The agency itself also has evolved. The Texas Forest Service now is exploring markets that don't involve chopping down trees, Hull said. Among those is a program that allows polluting industries, power plants and refineries to offset the pollutants they produce by purchasing "carbon credits."
Hull said experts have predicted that the global carbon credits program could be a $30 billion a year industry.
"I want as much of that $30 billion to come to Texas as I possibly can get," he said.
Both that program and the agency's emergency response system -- originally created as a wildfire response plan -- have become nationally recognized.
In addition to responding to natural disasters such as hurricanes and tornados, the Texas Forest Service became the first state agency to head up a federal disaster following the destruction of the Space Shuttle Columbia over East Texas. Recently, the organization was called to the polygamy custody hearings, where it was charged with tracking all the children seized by the state.
"That was one of the most stressful things our folks had ever done," Hull said.
It's time
Hull said he had long envisioned retiring when everything at the agency was perfectly positioned.
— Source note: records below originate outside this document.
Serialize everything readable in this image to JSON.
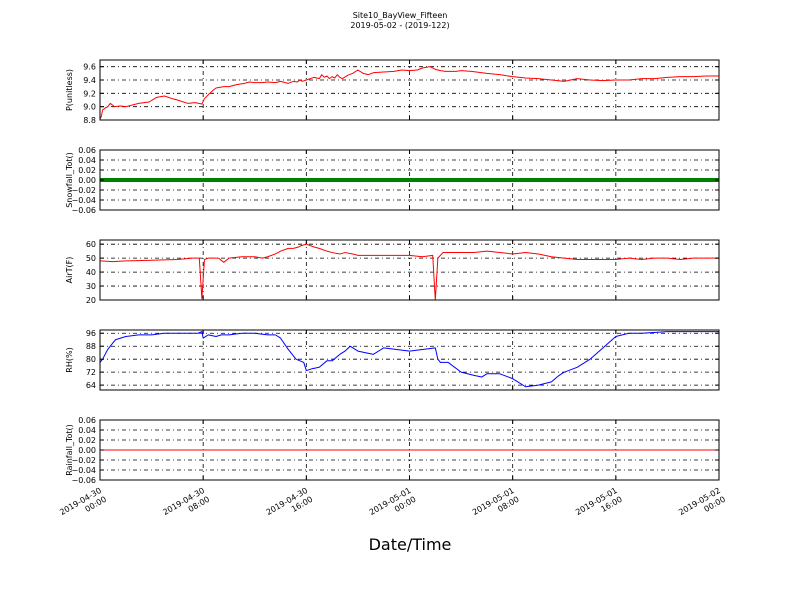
{
  "figure": {
    "title": "Site10_BayView_Fifteen",
    "subtitle": "2019-05-02 - (2019-122)",
    "xlabel": "Date/Time"
  },
  "chart_data": [
    {
      "type": "line",
      "ylabel": "P(unitless)",
      "ylim": [
        8.8,
        9.7
      ],
      "yticks": [
        "8.8",
        "9.0",
        "9.2",
        "9.4",
        "9.6"
      ],
      "grid": true,
      "series": [
        {
          "color": "#ff0000",
          "x": [
            0,
            0.05,
            0.1,
            0.2,
            0.3,
            0.4,
            0.5,
            0.55,
            0.8,
            1,
            1.5,
            1.9,
            2.2,
            2.5,
            2.8,
            3,
            3.4,
            3.7,
            3.95,
            4.05,
            4.2,
            4.4,
            4.5,
            4.8,
            5,
            5.3,
            5.6,
            5.8,
            6,
            6.3,
            6.5,
            6.8,
            7,
            7.3,
            7.5,
            7.65,
            7.75,
            7.85,
            8,
            8.3,
            8.5,
            8.6,
            8.7,
            8.8,
            8.9,
            9,
            9.1,
            9.2,
            9.3,
            9.4,
            9.6,
            9.8,
            10,
            10.2,
            10.4,
            10.6,
            11,
            11.4,
            11.7,
            12,
            12.3,
            12.5,
            12.8,
            13,
            13.2,
            13.4,
            13.6,
            13.8,
            14,
            14.4,
            15,
            15.5,
            16,
            16.5,
            17,
            17.5,
            18,
            18.5,
            19,
            19.5,
            20,
            20.5,
            21,
            21.5,
            22,
            22.5,
            23,
            23.5,
            24
          ],
          "y": [
            8.82,
            8.85,
            8.95,
            8.98,
            9.0,
            9.05,
            9.02,
            9.0,
            9.01,
            9.0,
            9.05,
            9.07,
            9.14,
            9.16,
            9.12,
            9.1,
            9.05,
            9.06,
            9.04,
            9.12,
            9.18,
            9.25,
            9.28,
            9.3,
            9.3,
            9.33,
            9.35,
            9.37,
            9.36,
            9.36,
            9.37,
            9.36,
            9.38,
            9.35,
            9.38,
            9.37,
            9.4,
            9.38,
            9.4,
            9.44,
            9.42,
            9.48,
            9.44,
            9.46,
            9.42,
            9.45,
            9.43,
            9.48,
            9.44,
            9.42,
            9.47,
            9.5,
            9.55,
            9.5,
            9.48,
            9.51,
            9.52,
            9.53,
            9.55,
            9.54,
            9.55,
            9.58,
            9.6,
            9.56,
            9.54,
            9.53,
            9.53,
            9.53,
            9.54,
            9.53,
            9.5,
            9.48,
            9.45,
            9.43,
            9.42,
            9.4,
            9.38,
            9.42,
            9.4,
            9.39,
            9.4,
            9.4,
            9.42,
            9.42,
            9.44,
            9.45,
            9.45,
            9.46,
            9.46
          ]
        }
      ]
    },
    {
      "type": "line",
      "ylabel": "Snowfall_Tot()",
      "ylim": [
        -0.06,
        0.06
      ],
      "yticks": [
        "−0.06",
        "−0.04",
        "−0.02",
        "0.00",
        "0.02",
        "0.04",
        "0.06"
      ],
      "grid": true,
      "series": [
        {
          "color": "#008000",
          "x": [
            0,
            24
          ],
          "y": [
            0,
            0
          ]
        }
      ]
    },
    {
      "type": "line",
      "ylabel": "AirT(F)",
      "ylim": [
        20,
        63
      ],
      "yticks": [
        "20",
        "30",
        "40",
        "50",
        "60"
      ],
      "grid": true,
      "series": [
        {
          "color": "#ff0000",
          "x": [
            0,
            0.5,
            1,
            2,
            3,
            3.6,
            3.85,
            3.95,
            4.05,
            4.2,
            4.6,
            4.8,
            5,
            5.5,
            6,
            6.3,
            6.5,
            6.8,
            7,
            7.3,
            7.5,
            7.7,
            7.8,
            7.9,
            8,
            8.3,
            8.5,
            8.8,
            9,
            9.3,
            9.5,
            9.8,
            10,
            10.5,
            11,
            11.5,
            12,
            12.5,
            12.9,
            13.0,
            13.1,
            13.3,
            14,
            14.5,
            15,
            15.5,
            16,
            16.5,
            17,
            17.5,
            18,
            18.5,
            19,
            19.5,
            20,
            20.5,
            21,
            21.5,
            22,
            22.5,
            23,
            23.5,
            24
          ],
          "y": [
            48,
            47.5,
            48,
            48.5,
            49,
            50,
            50,
            21,
            49,
            50,
            50,
            47,
            50,
            51,
            51,
            50,
            51,
            53,
            55,
            57,
            57,
            58,
            59,
            59.5,
            60,
            58,
            57,
            55,
            54,
            53,
            54,
            53,
            52,
            52,
            52,
            52,
            52,
            51,
            52,
            20,
            50,
            54,
            54,
            54,
            55,
            54,
            53,
            54,
            53,
            51,
            50,
            49,
            49,
            49,
            49,
            50,
            49,
            50,
            50,
            49,
            50,
            50,
            50
          ]
        }
      ]
    },
    {
      "type": "line",
      "ylabel": "RH(%)",
      "ylim": [
        61,
        98
      ],
      "yticks": [
        "64",
        "72",
        "80",
        "88",
        "96"
      ],
      "grid": true,
      "series": [
        {
          "color": "#0000ff",
          "x": [
            0,
            0.1,
            0.3,
            0.6,
            1,
            1.5,
            2,
            2.5,
            3,
            3.5,
            3.8,
            3.95,
            4.0,
            4.2,
            4.5,
            4.7,
            5,
            5.5,
            6,
            6.5,
            6.8,
            7,
            7.3,
            7.6,
            7.9,
            8,
            8.2,
            8.5,
            8.8,
            9.0,
            9.3,
            9.5,
            9.7,
            10,
            10.3,
            10.6,
            11,
            11.5,
            12,
            12.5,
            13,
            13.1,
            13.2,
            13.5,
            14,
            14.5,
            14.8,
            15,
            15.5,
            16,
            16.5,
            17,
            17.5,
            17.8,
            18,
            18.5,
            19,
            19.5,
            20,
            20.5,
            21,
            22,
            23,
            24
          ],
          "y": [
            78,
            80,
            86,
            92,
            94,
            95,
            95,
            96,
            96,
            96,
            96,
            97,
            93,
            95,
            94,
            95,
            95,
            96,
            96,
            95,
            95,
            93,
            86,
            80,
            78,
            73,
            74,
            75,
            79,
            79,
            83,
            85,
            88,
            85,
            84,
            83,
            87,
            86,
            85,
            86,
            87,
            80,
            78,
            78,
            72,
            70,
            69,
            71,
            71,
            68,
            63,
            64,
            66,
            70,
            72,
            75,
            80,
            87,
            94,
            96,
            96,
            97,
            97,
            97
          ]
        }
      ]
    },
    {
      "type": "line",
      "ylabel": "Rainfall_Tot()",
      "ylim": [
        -0.06,
        0.06
      ],
      "yticks": [
        "−0.06",
        "−0.04",
        "−0.02",
        "0.00",
        "0.02",
        "0.04",
        "0.06"
      ],
      "grid": true,
      "series": [
        {
          "color": "#ff0000",
          "x": [
            0,
            24
          ],
          "y": [
            0,
            0
          ]
        }
      ]
    }
  ],
  "x_axis": {
    "range_hours": [
      0,
      48
    ],
    "ticks": [
      {
        "hour": 0,
        "line1": "2019-04-30",
        "line2": "00:00"
      },
      {
        "hour": 8,
        "line1": "2019-04-30",
        "line2": "08:00"
      },
      {
        "hour": 16,
        "line1": "2019-04-30",
        "line2": "16:00"
      },
      {
        "hour": 24,
        "line1": "2019-05-01",
        "line2": "00:00"
      },
      {
        "hour": 32,
        "line1": "2019-05-01",
        "line2": "08:00"
      },
      {
        "hour": 40,
        "line1": "2019-05-01",
        "line2": "16:00"
      },
      {
        "hour": 48,
        "line1": "2019-05-02",
        "line2": "00:00"
      }
    ]
  }
}
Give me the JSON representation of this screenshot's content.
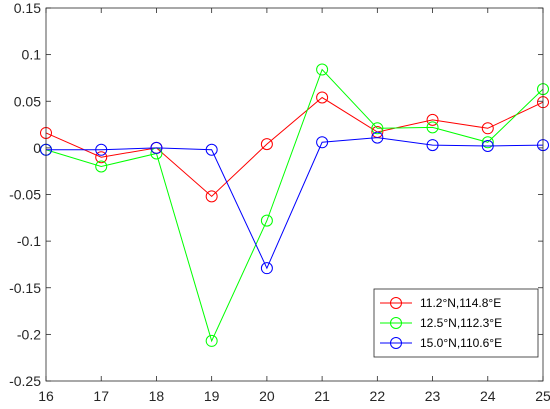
{
  "chart_data": {
    "type": "line",
    "title": "",
    "xlabel": "",
    "ylabel": "",
    "x": [
      16,
      17,
      18,
      19,
      20,
      21,
      22,
      23,
      24,
      25
    ],
    "xlim": [
      16,
      25
    ],
    "ylim": [
      -0.25,
      0.15
    ],
    "xticks": [
      16,
      17,
      18,
      19,
      20,
      21,
      22,
      23,
      24,
      25
    ],
    "yticks": [
      0.15,
      0.1,
      0.05,
      0,
      -0.05,
      -0.1,
      -0.15,
      -0.2,
      -0.25
    ],
    "ytick_labels": [
      "0.15",
      "0.1",
      "0.05",
      "0",
      "-0.05",
      "-0.1",
      "-0.15",
      "-0.2",
      "-0.25"
    ],
    "grid": false,
    "legend_position": "bottom-right",
    "marker": "circle",
    "series": [
      {
        "name": "11.2°N,114.8°E",
        "color": "#ff0000",
        "values": [
          0.016,
          -0.01,
          0.0,
          -0.052,
          0.004,
          0.054,
          0.017,
          0.03,
          0.021,
          0.049
        ]
      },
      {
        "name": "12.5°N,112.3°E",
        "color": "#00ff00",
        "values": [
          -0.002,
          -0.02,
          -0.006,
          -0.207,
          -0.078,
          0.084,
          0.021,
          0.022,
          0.006,
          0.063
        ]
      },
      {
        "name": "15.0°N,110.6°E",
        "color": "#0000ff",
        "values": [
          -0.002,
          -0.002,
          0.0,
          -0.002,
          -0.129,
          0.006,
          0.011,
          0.003,
          0.002,
          0.003
        ]
      }
    ]
  }
}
But at some point, Hull said as he flashed a smile, he started to realize that likely would never happen. Instead of trying to leave everything perfectly aligned, all a leader can do is try not to leave too many messes behind.
"When you think about retirement and why you do it, everybody's always told me, 'You can't really explain it, but you'll know when it's time,'" Hull said. "I guess that's the conclusion I came to because I never gave it a whole lot of thought until I was 65 or so."
Interim Director Boggus acknowledged that he has "mighty big cowboy boots" to fill. Boggus described his outgoing boss as a "dreamer of big dreams" who works tirelessly to make them a reality.
Hull said he is leaving the agency knowing it is in good hands, but he is also aware that there still are challenges. Funding will be one of the key issues, he said.
Adding to the problem, Hull said, is an increase in wildfires. There were more wildfires in 2005 and 2006 than in all his previous years with the agency combined, Hull said. The size of wildfires, as well as how the state needs to respond, has changed, he said.
A steadily increasing state population doesn't make the job any easier, he said, explaining that fires now must be extinguished quickly because they often are near residential areas.
"We're not an empire-building agency trying to see how big we can get, but obviously I hope the federal and the state funding will at some point get to a level that equals the enormous demand on our agency," Hull said. "We have great people, but there are just not enough of them."